Investors are 15 years into the cycle of U.S. equities outperforming international stocks. Leaving aside the seemingly age-old question of whether international equities are finally poised to reverse course versus their U.S. counterparts, market participants may want to take a fresh look at the international equity market. There’s a notion the U.S. drove all the outperformance these past few years while international stocks languished. But that's not entirely accurate. Some of the strongest markets over the last several years that kept pace with the NASDAQ are India and Japan: India as a function of flows out of China and in response to improving sovereign and corporate governance; Japan because of much-needed corporate reforms, the desire to reignite inflation and end decades of stagnation.
In today's environment, international equity investors should focus their efforts on economically sensitive sectors and markets. Recent substantial government measures, including monetary easing and stimulative fiscal policies, bolstered pro-growth activities and benefited strong, competitively advantaged companies. There are promising examples of companies generating resilient free cash flow growth and trading at attractive valuations in sectors like mining, defense, and insurance, offering investors attractive equity opportunities outside the U.S.

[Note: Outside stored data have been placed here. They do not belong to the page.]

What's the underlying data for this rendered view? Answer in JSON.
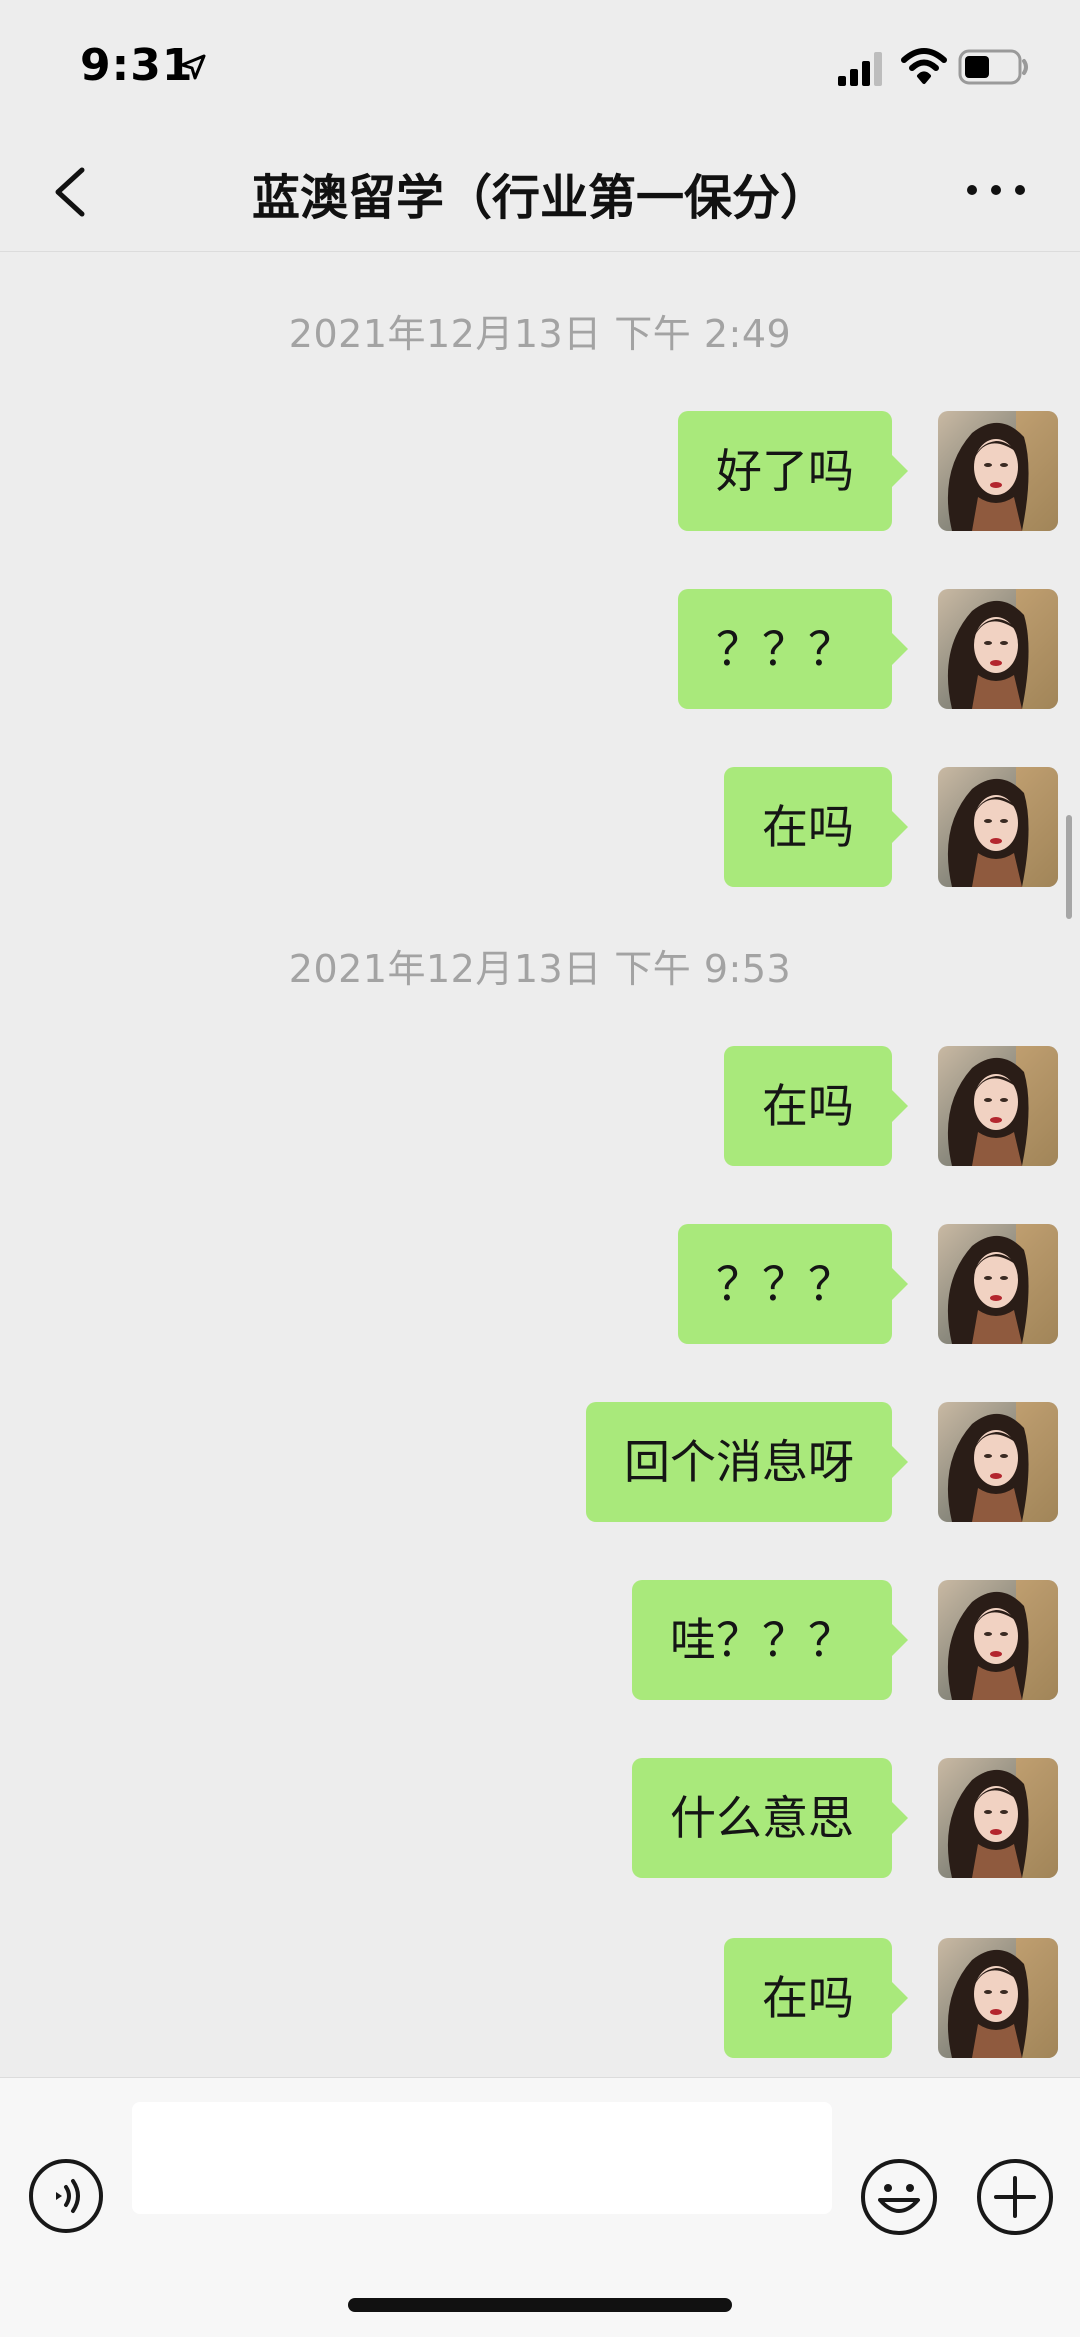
{
  "status_bar": {
    "time": "9:31"
  },
  "nav": {
    "title": "蓝澳留学（行业第一保分）"
  },
  "timestamps": [
    "2021年12月13日 下午 2:49",
    "2021年12月13日 下午 9:53"
  ],
  "messages": [
    {
      "text": "好了吗"
    },
    {
      "text": "？？？"
    },
    {
      "text": "在吗"
    },
    {
      "text": "在吗"
    },
    {
      "text": "？？？"
    },
    {
      "text": "回个消息呀"
    },
    {
      "text": "哇？？？"
    },
    {
      "text": "什么意思"
    },
    {
      "text": "在吗"
    }
  ],
  "input": {
    "placeholder": ""
  },
  "colors": {
    "bubble": "#a9e97b",
    "background": "#ededed",
    "timestamp": "#a3a3a3"
  },
  "icons": [
    "location-arrow-icon",
    "signal-icon",
    "wifi-icon",
    "battery-icon",
    "back-icon",
    "more-icon",
    "voice-icon",
    "emoji-icon",
    "add-icon"
  ]
}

Free cash flow and implied alpha: economic power, not index weights
Equity investors are best served by identifying companies where free cash flow growth is underestimated by the market. Unlike earnings, EBITDA, and other metrics, free cash flow genuinely reflects a corporation’s economic strength as it captures the cash generated relative to the cash invested in a company’s growth and expansion. When identifying international investment opportunities, leveraging free cash flow enables investors to strip away local differences around accruals and assumptions and differences across sectors, industries, regions and countries. Investors can assess future investment success by drilling down to forward cash-generating power.
Building on this focus, implied alpha plays an equally critical role in constructing international equity portfolios than traditional measures, which generally focus on absolute positions relative to the benchmark. In contrast, implied alpha considers the cross-volatilities of each security across an entire portfolio, offering a clearer and more precise measure of capital at risk for individual positions. So, active managers can allocate capital deliberately and target the best risk-adjusted return potential for each position. This should facilitate building a portfolio with greater resilience and a higher potential for alpha over time. Implied alpha is particularly effective in bottom-up international equity portfolio construction as it allows for greater insight across geographic boundaries.
Valuations and stimulus: the UK and China deserve attention
Depressed valuations in markets such as the United Kingdom and China are intriguing. The UK faced significant challenges from a lingering post-Brexit impact, making it one of the most undervalued markets globally. Interestingly, many UK companies are multinationals generating a significant portion of their free cash flows from markets like the U.S. Frequently, these ex-UK revenues exceed their domestic revenues. However, their stock prices often do not fully reflect this global exposure, presenting potential arbitrage opportunities. UK companies that re-listed their shares in the U.S. often experienced notable increases in market value, driving significant shareholder appreciation.
It’s no secret that investors currently look at Chinese stocks with pessimism. Beijing faces significant longstanding economic structural issues, geopolitical tensions, and concerns around the rule of law. Nevertheless, market pessimism seems extreme, especially with valuations deeply discounted versus its history and economic peers. Recent policy actions from the government and PBoC are pro-market and pro-growth. Although there is a heated debate among investors about whether these steps are sufficient to turn the economy and solve China’s structural issues, recognition is emerging that important key structural issues are being addressed in a meaningful way. Corporate governance in China has improved in the past few years, making the risk-reward setup for China intriguing. These factors create an opportunity for investors to use free cash flow analysis and implied alpha to create attractive international portfolios.